“Okay,” Mason said, looking at the numbers, “let’s go.”
They detoured past a bedraggled blonde who held down the cashier’s desk, and Drake indicated a door which opened on a stairway. There was no protest as they climbed up a flight of dark stairs to a feebly illuminated corridor. The front end of the corridor was apparently fitted up as the office of a rooming house. There was a little counter, a register, a call bell on the table, and a sign saying, “Ring for the Manager.” Drake smacked his hands down smartly on the bell button and said to the lawyer, “We’d better flash a roll and act a little bit hilarious.”
The lawyer pulled a wallet from his pocket, leaned against the counter, and started counting money with the grave dignity of a drunk man trying to act sober. A door opened and a man said, “What do you boys want?”
Mason looked up at him and grinned. Drake motioned vaguely down the corridor and said, “Action. Wha’d’yuh s’pose?”
“I don’t exactly place you,” the man said dubiously.
Mason lunged against Drake, pushing the bills back into his wallet. “C’mon, Paul. The guy don’t want us. Let’s go back the other place.”
Drake said, “Not’n your life.
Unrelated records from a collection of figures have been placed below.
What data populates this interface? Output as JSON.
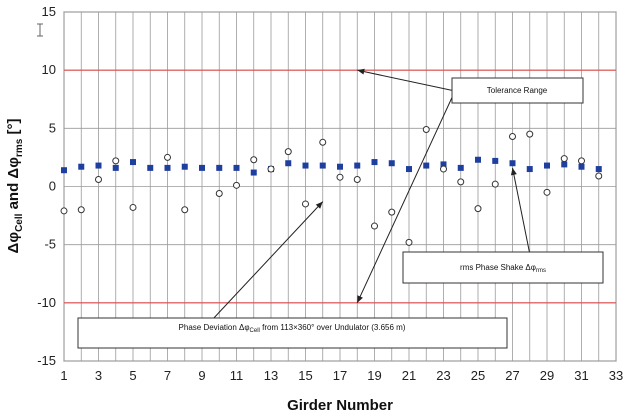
{
  "chart_data": {
    "type": "scatter",
    "xlabel": "Girder Number",
    "ylabel_parts": [
      "Δφ",
      "Cell",
      " and Δφ",
      "rms",
      " [°]"
    ],
    "xlim": [
      1,
      33
    ],
    "ylim": [
      -15,
      15
    ],
    "x_ticks": [
      1,
      3,
      5,
      7,
      9,
      11,
      13,
      15,
      17,
      19,
      21,
      23,
      25,
      27,
      29,
      31,
      33
    ],
    "y_ticks": [
      -15,
      -10,
      -5,
      0,
      5,
      10,
      15
    ],
    "grid": true,
    "tolerance_lines": [
      10,
      -10
    ],
    "series": [
      {
        "marker": "filled-square",
        "color": "#1f3fa0",
        "points": [
          [
            1,
            1.4
          ],
          [
            2,
            1.7
          ],
          [
            3,
            1.8
          ],
          [
            4,
            1.6
          ],
          [
            5,
            2.1
          ],
          [
            6,
            1.6
          ],
          [
            7,
            1.6
          ],
          [
            8,
            1.7
          ],
          [
            9,
            1.6
          ],
          [
            10,
            1.6
          ],
          [
            11,
            1.6
          ],
          [
            12,
            1.2
          ],
          [
            13,
            1.5
          ],
          [
            14,
            2.0
          ],
          [
            15,
            1.8
          ],
          [
            16,
            1.8
          ],
          [
            17,
            1.7
          ],
          [
            18,
            1.8
          ],
          [
            19,
            2.1
          ],
          [
            20,
            2.0
          ],
          [
            21,
            1.5
          ],
          [
            22,
            1.8
          ],
          [
            23,
            1.9
          ],
          [
            24,
            1.6
          ],
          [
            25,
            2.3
          ],
          [
            26,
            2.2
          ],
          [
            27,
            2.0
          ],
          [
            28,
            1.5
          ],
          [
            29,
            1.8
          ],
          [
            30,
            1.9
          ],
          [
            31,
            1.7
          ],
          [
            32,
            1.5
          ]
        ]
      },
      {
        "marker": "open-circle",
        "color": "#333333",
        "points": [
          [
            1,
            -2.1
          ],
          [
            2,
            -2.0
          ],
          [
            3,
            0.6
          ],
          [
            4,
            2.2
          ],
          [
            5,
            -1.8
          ],
          [
            7,
            2.5
          ],
          [
            8,
            -2.0
          ],
          [
            10,
            -0.6
          ],
          [
            11,
            0.1
          ],
          [
            12,
            2.3
          ],
          [
            13,
            1.5
          ],
          [
            14,
            3.0
          ],
          [
            15,
            -1.5
          ],
          [
            16,
            3.8
          ],
          [
            17,
            0.8
          ],
          [
            18,
            0.6
          ],
          [
            19,
            -3.4
          ],
          [
            20,
            -2.2
          ],
          [
            21,
            -4.8
          ],
          [
            22,
            4.9
          ],
          [
            23,
            1.5
          ],
          [
            24,
            0.4
          ],
          [
            25,
            -1.9
          ],
          [
            26,
            0.2
          ],
          [
            27,
            4.3
          ],
          [
            28,
            4.5
          ],
          [
            29,
            -0.5
          ],
          [
            30,
            2.4
          ],
          [
            31,
            2.2
          ],
          [
            32,
            0.9
          ]
        ]
      }
    ],
    "annotations": [
      {
        "id": "tolerance",
        "text": "Tolerance Range",
        "arrow_targets": [
          [
            18,
            10
          ],
          [
            18,
            -10
          ]
        ]
      },
      {
        "id": "rms",
        "text_parts": [
          "rms Phase Shake Δφ",
          "rms"
        ],
        "arrow_targets": [
          [
            27,
            1.6
          ]
        ]
      },
      {
        "id": "deviation",
        "text_parts": [
          "Phase Deviation Δφ",
          "Cell",
          " from 113×360° over Undulator (3.656 m)"
        ],
        "arrow_targets": [
          [
            16,
            -1.3
          ]
        ]
      }
    ]
  }
}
This joint owes me a hun’erd forty bucks. I’m gonna collect.”
The man behind the counter said, “Okay, boys, go on in. Second door to the left.”
They walked down what was apparently the corridor of an ordinary rooming house, turned the knob of the second door on the left. Mason heard the sound of an electric buzzer, then a bolt shot back and a man opened the door.
What had, at one time, apparently been a series of rooms, had been joined into a large room. There was some pretense of giving it a veneer of elegance. The painted board floors were covered with brightly colored rugs. There were cheap oil paintings on the walls, but they were illuminated after the manner of masterpieces, with little individual electric lights shielded in chromium cylinders. There were two roulette tables, a crap table, two games of 21, and a wheel of fortune. A bar at the far end of the room was elaborately fitted with mirrors and subdued lights. There were probably thirty or forty men in the place, Mason judged, and perhaps fifteen women, of whom seven or eight were wearing backless evening gowns. Nearly all of the men were in business suits. Mason noticed but two dinner jackets. “Let’s not waste any time,” Mason said to Drake. “We’ve got this far, let’s go the rest of the way.”